Wednesday, June 17, 2009

Keeping it simple with flatula

Paul has blogged about overcoming mnesia performance issues in the past, but I don't think we've talked much about the ultimate strategy -- keeping data out of mnesia altogether.

When we first started serving ads, we stored information about every single ad impression in a huge mnesia database, for retrieval on click, and for building behavioral profiles. Almost needless to say, this didn't scale very far. We spent many a day last summer delving into mnesia internals, fixing corrupted table fragments after node crashes, bemoaning how long it took new nodes to join the schema under heavy load, and so on.

One of the simplest and most effective changes that got us out of this mess was not to store any per-impression data in mnesia at all -- instead, we started logging the data to flat files on disk, and storing a small pointer to the data in a cookie so we could read it back the next time we saw the user. Hardly a revolutionary solution . . . it's well-known that disk seeking is the enemy of performance. The hardest part was coming to realizations like, "Hmm, I guess we don't really care if a node goes down and we lose part of that data!"

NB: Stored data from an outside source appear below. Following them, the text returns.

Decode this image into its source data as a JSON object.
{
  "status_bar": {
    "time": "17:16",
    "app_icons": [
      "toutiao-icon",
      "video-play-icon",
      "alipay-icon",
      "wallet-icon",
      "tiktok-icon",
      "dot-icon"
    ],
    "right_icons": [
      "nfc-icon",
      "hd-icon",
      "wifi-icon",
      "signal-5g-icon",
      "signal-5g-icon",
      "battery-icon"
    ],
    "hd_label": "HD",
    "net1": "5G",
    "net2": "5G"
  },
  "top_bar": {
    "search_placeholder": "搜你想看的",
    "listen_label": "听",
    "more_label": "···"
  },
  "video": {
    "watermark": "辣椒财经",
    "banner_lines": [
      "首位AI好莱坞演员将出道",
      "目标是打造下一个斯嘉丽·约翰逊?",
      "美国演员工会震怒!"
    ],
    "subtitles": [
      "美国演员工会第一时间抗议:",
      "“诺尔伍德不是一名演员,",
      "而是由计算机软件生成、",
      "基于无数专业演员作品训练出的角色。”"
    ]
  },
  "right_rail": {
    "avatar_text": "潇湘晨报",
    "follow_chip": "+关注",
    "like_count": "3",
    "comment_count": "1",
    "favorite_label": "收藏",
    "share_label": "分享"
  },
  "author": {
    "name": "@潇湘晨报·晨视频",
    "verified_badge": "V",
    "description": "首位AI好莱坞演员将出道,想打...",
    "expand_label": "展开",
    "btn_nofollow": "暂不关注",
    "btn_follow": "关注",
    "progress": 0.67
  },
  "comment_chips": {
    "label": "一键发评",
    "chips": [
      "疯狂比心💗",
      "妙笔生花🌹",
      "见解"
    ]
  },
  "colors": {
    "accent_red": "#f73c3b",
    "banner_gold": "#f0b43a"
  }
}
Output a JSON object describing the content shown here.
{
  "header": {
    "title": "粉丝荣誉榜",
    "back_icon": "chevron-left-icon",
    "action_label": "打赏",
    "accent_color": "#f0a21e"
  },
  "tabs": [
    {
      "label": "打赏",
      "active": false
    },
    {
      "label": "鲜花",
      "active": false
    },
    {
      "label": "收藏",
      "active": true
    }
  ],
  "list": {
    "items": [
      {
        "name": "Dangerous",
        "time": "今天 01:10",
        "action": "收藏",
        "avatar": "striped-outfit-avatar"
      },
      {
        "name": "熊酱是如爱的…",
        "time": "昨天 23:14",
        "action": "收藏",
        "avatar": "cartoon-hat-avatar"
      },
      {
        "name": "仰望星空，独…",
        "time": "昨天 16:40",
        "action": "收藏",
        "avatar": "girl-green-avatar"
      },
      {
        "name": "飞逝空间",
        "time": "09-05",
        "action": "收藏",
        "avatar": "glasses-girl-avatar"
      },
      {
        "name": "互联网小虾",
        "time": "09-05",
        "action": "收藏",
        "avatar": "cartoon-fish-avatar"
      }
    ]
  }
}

We've open-sourced one of the main components that enabled this strategy: flatula, an Erlang application that manages write-once "tables" that are really just collections of flat files. It looks a bit like dets, except that it doesn't support deletions, updates, or iteration, and you can't make up the keys. But when you don't need those things, it's hard to imagine a more efficient way to store data.

If you'd like to learn more, there's a brief tutorial on the Google Code site.

Wednesday, June 10, 2009

Let parse transform

So the problem of intermediate variable naming came up again on erlang questions.


Subject:Versioned variable names
From: Attila Rajmund Nohl
Date: Tue, 9 Jun 2009 17:12:34 +0200

Hello!

I think there wasn't any grumbling this month about the
immutable local variables in Erlang, so here's real world
code I've found just today:

% Take away underscore and replace with hyphen
MO1 = re:replace(MO, "_", "-", [{return, list}, global]),
MO2 = toupper(MO1),
% Replace zeros
MO3 = re:replace(MO2,
"RX0",
"RXO",
[{return, list}, global]),
% Insert hyphen if missing
MO5 = case re:run(MO3, "-", [{capture, none}]) of
nomatch ->
insert_hyphen(MO3);
match ->
MO3
end,

...


Mikael Pettersson pointed out that this really has less to do with immutable local variables and more to do with the lack of a let expression. That was insightful, and since a let expression can be considered syntactic sugar for a lambda expression, I realized that a parse transform could provide let like functionality. Let is a reserved keyword in Erlang so I used lyet instead.

Essentially the parse transform rewrites
lyet:lyet (A = B, C)
as
(fun (A) -> C end) (B)
so the above code could be rewritten as

Result = lyet:lyet (
% Take away underscore and replace with hyphen
MO = re:replace(MO, "_", "-", [{return, list}, global]),
MO = toupper(MO),
% Replace zeros
MO = re:replace(MO,
"RX0",
"RXO",
[{return, list}, global]),
% Insert hyphen if missing
case re:run(MO, "-", [{capture, none}]) of
nomatch ->
insert_hyphen(MO);
match ->
MO
end),

You must provide at least one argument to lyet:lyet. All but the last argument to lyet:lyet must be an assignment, and the last argument has to be a single expression (but you can use begin and end for a block of expressions inside the lyet). As you can see above, you can reuse a variable name across the assignment arguments to lyet:lyet. You can even use lyet:lyet on the right hand side of the assignments, or as part of the expression argument. Some examples of usage are present in the unit test.

Update: per Ulf's suggestion, the parse transform also recognizes the local call let_ in addition to the remote call lyet:lyet. It definitely looks nicer with let_.

The software is available on Google code.